Looking back through these, most of them aren’t that specific to diagonalization scenarios. Strategies 4 (Vindictiveness) & 5a (Maximin) are standard game theory which come up in lots of contexts. I think that strategies 1-3 fall out of a fairly broad sense of what it means for someone to be an adversary—they are acting contrary to your interests, in a way that’s entangled with you; they’re not just off somewhere else doing things you don’t like, they are in some way using you to get more of the thing that’s bad for you. In what ways might they be using you to get more of the thing? Maybe they’re getting information from you which they can then use for their purposes, maybe they’re trying to influence what you do so you do what they want, maybe you’ve let them have control over something which you could have disallowed. Strategies 1 (Blinding), 2 (Privacy), and 3 (Disempowerment) just involve undoing/blocking one of those.
- habryka 17 Nov 2025 21:21 UTC
  4 points
  0
  Parent
  #5 Randomness feels least like a single coherent thing out of these 5. I’d break it into:
  5a Maximin. Do things that work out best in the worst case scenario. This often involves a mixed strategy where you randomize across multiple possible actions (assuming you have a hidden source of randomness).

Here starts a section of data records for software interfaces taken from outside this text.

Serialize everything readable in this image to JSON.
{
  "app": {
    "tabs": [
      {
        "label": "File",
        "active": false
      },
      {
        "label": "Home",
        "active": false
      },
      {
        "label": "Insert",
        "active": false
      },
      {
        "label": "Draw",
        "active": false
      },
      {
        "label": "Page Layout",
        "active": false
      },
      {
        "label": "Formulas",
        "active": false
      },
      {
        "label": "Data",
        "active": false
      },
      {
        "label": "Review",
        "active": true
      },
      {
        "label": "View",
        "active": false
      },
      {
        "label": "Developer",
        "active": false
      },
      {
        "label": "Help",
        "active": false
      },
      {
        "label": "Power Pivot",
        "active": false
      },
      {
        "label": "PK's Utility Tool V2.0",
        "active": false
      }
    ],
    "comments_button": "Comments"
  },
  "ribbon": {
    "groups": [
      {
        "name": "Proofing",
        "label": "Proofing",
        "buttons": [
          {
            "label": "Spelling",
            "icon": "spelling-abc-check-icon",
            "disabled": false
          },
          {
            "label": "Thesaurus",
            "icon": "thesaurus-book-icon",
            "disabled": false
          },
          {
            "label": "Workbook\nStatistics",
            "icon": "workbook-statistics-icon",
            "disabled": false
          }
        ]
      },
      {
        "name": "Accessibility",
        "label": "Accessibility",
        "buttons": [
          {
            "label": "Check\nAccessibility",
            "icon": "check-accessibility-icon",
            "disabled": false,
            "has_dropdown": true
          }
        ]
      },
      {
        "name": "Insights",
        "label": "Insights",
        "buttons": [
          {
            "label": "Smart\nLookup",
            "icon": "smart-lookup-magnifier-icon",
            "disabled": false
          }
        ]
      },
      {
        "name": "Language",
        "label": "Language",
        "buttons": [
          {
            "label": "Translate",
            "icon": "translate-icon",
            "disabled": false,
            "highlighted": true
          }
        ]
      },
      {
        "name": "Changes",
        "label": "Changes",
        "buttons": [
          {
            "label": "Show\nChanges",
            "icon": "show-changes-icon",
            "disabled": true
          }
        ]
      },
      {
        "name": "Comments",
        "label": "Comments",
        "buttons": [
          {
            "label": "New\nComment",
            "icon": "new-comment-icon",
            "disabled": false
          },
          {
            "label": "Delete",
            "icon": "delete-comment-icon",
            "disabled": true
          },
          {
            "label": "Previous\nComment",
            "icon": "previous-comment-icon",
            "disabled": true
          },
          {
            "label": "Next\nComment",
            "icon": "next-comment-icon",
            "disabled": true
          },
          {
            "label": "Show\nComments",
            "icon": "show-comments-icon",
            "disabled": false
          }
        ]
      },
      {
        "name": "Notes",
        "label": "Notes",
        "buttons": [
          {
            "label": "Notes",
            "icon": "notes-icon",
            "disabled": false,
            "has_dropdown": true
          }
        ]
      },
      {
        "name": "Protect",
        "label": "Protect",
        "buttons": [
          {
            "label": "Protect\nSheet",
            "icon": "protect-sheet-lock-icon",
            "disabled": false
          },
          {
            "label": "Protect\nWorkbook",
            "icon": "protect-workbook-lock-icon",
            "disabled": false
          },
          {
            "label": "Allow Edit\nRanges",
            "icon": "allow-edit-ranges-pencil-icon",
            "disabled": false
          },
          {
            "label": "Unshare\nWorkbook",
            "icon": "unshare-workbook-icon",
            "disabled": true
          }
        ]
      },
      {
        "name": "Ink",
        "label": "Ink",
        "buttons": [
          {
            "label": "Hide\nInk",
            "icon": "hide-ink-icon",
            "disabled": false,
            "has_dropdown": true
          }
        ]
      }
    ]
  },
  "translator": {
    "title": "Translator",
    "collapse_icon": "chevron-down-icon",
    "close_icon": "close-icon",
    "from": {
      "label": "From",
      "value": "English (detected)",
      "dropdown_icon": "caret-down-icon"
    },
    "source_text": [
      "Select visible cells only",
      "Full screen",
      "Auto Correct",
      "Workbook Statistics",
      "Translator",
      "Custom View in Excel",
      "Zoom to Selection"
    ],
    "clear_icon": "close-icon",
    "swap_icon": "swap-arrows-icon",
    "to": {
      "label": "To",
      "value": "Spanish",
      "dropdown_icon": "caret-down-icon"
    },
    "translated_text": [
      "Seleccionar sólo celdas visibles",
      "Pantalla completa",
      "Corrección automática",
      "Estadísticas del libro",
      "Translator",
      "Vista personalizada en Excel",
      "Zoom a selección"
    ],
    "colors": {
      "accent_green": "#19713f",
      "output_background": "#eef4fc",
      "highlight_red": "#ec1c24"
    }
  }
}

  5b Erraticness. Thwart their expectations. Don’t do the thing that they’re expecting you to do, or do something that they wouldn’t have expected.
  Though #5b Erraticness seems like an actively bad idea if you have been fully diagonalized, since in case you won’t actually succeed at thwarting their expectations and your erratic action will instead be just what they wanted you to do. It is instead a strategy for cat-and-mouse games where they can partially model you but you can still hope to outsmart them.
  I found this section quite helpful and think splitting that into these two parts is probably the right call (including the caveat that this backfires if your opponent has actually diagonalized you).
  I am working on a post trying to find a set of more common-language abstractions for reasoning about this stuff, where I think the eraticness fits a bit better into.